Periodic Reporting for period 2 - PROT-STRUCT-DISEASE (Protein Structure, Molecular Mechanisms and Human Genetic Disease: Beyond the Loss-of-function Paradigm)
Período documentado: 2022-12-01 hasta 2024-05-31
In Aim 1, we will use structural bioinformatics techniques to explore the properties of dominant-negative, gain-of-function and loss-of-function variants, and learn how they are related to protein structure and disease phenotypes. In Aim 2, we will perform deep mutational scanning experiments (DMS) on human disease genes, enabling us to measure effects and elucidate molecular mechanisms for tens of thousands of single amino-acid substitutions. Finally, in Aim 3, we will seek to improve the prediction and prioritisation of pathogenic and other phenotypically important variants. This will involve assessing current approaches for predicting variant effects, implementing our own computational variant prioritisation pipeline and meta-predictor, and using our new understanding of molecular mechanisms to integrate computational predictors and DMS data with structural and other protein-level features. We will also demonstrate the power of our approach in application to sequencing data from clinical and population studies.
For Aim 2, we have now performed complete DMS experiments for two of our originally stated targets, with multiple other targets now in various stages of progress. Analysis of this data has highlighted striking differences in its utility for dominant vs recessive genetic disorders, and has inspired a new biallelic approach to data interpretation that shows great benefit for recessive disease. Publications describing this work are aimed to be submitted very soon.

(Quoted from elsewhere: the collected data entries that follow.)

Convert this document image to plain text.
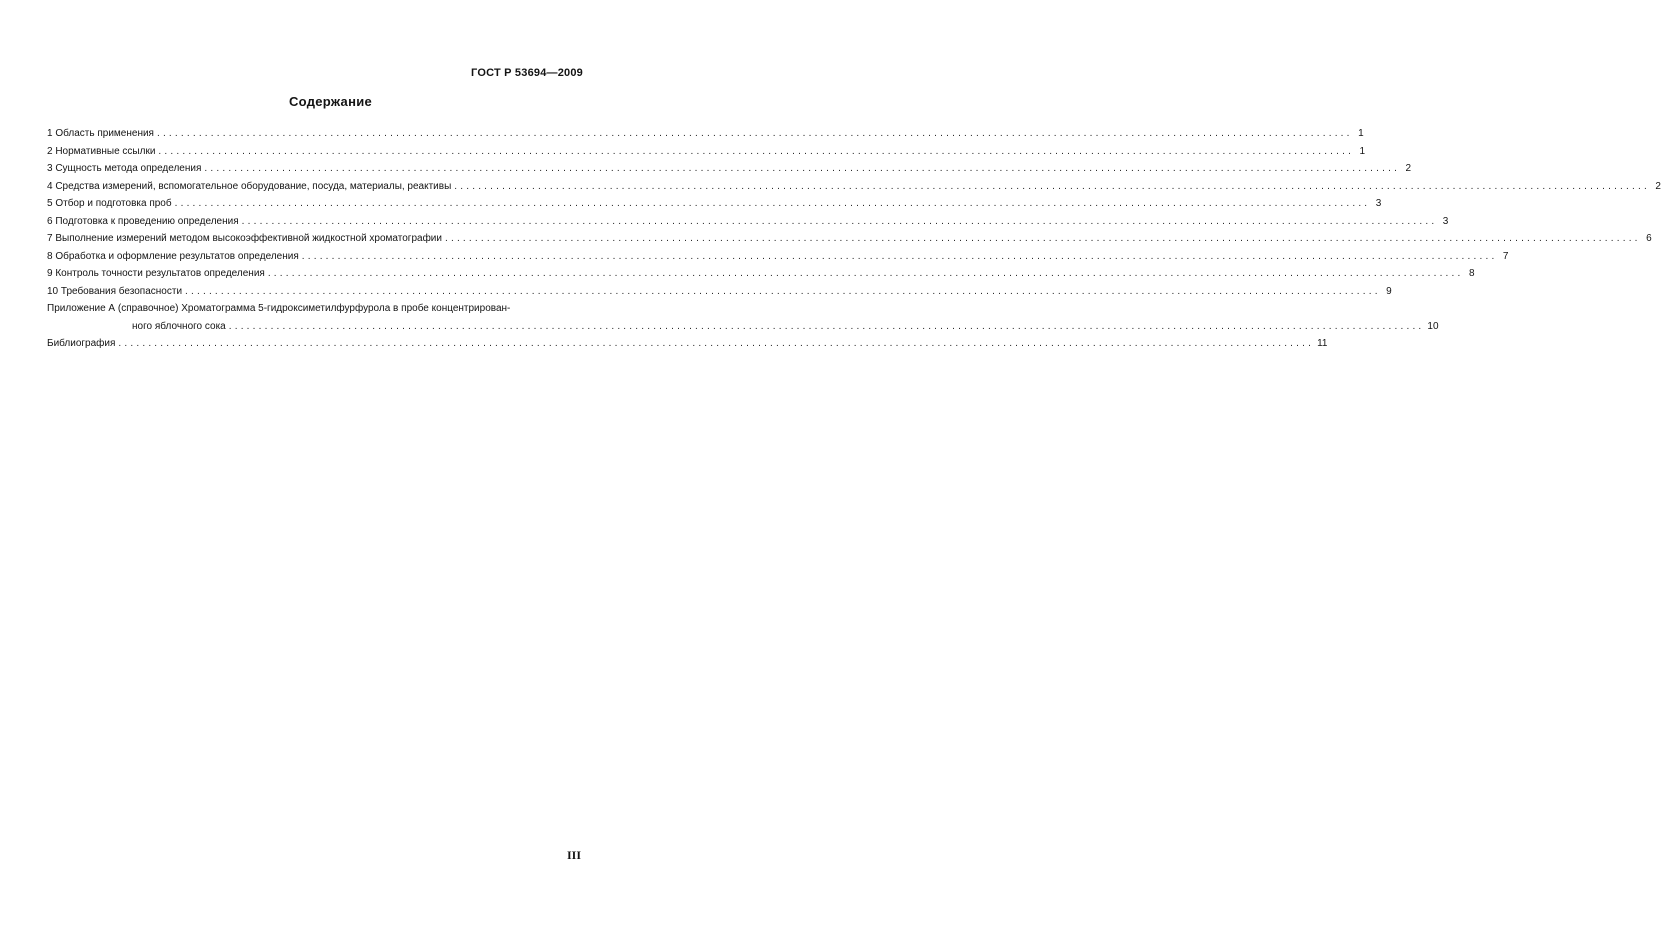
ГОСТ Р 53694—2009
Содержание
1 Область применения ........................................................................................................................................................................................................ 1
2 Нормативные ссылки ........................................................................................................................................................................................................ 1
3 Сущность метода определения ........................................................................................................................................................................................................ 2
4 Средства измерений, вспомогательное оборудование, посуда, материалы, реактивы ........................................................................................................................................................................................................ 2
5 Отбор и подготовка проб ........................................................................................................................................................................................................ 3
6 Подготовка к проведению определения ........................................................................................................................................................................................................ 3
7 Выполнение измерений методом высокоэффективной жидкостной хроматографии ........................................................................................................................................................................................................ 6
8 Обработка и оформление результатов определения ........................................................................................................................................................................................................ 7
9 Контроль точности результатов определения ........................................................................................................................................................................................................ 8
10 Требования безопасности ........................................................................................................................................................................................................ 9
Приложение А (справочное) Хроматограмма 5-гидроксиметилфурфурола в пробе концентрирован-
ного яблочного сока ........................................................................................................................................................................................................ 10
Библиография ........................................................................................................................................................................................................ 11
III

With respect to Aim 3, we have completed a pair of closely related studies where we investigated the relationships between a large number of DMS experiments, and the outputs of computational methods for predicting either variant pathogenicity, or protein stability changes upon mutation. We were able to identify specific tools as performing best for either task, and also showed how the correspondence with protein stability effects depends greatly on the type of DMS experimental assay. We have also released a new computational method for predicting the molecular mechanisms most likely to be associated with different human genes, which is crucial for our ongoing efforts to establish an improved, mechanism-centric variant assessment pipeline.
Our results so far suggest that non-loss-of-function variants are even more prevalent, and more difficult to predict the effect of, than we thought at the start of the project. By the end of the project, the knowledge we will have learned, the tools we will have developed, and the experimental data we will have measured, will lead to a great improvement in our ability to identify damaging genetic variants and thus diagnose human genetic disease.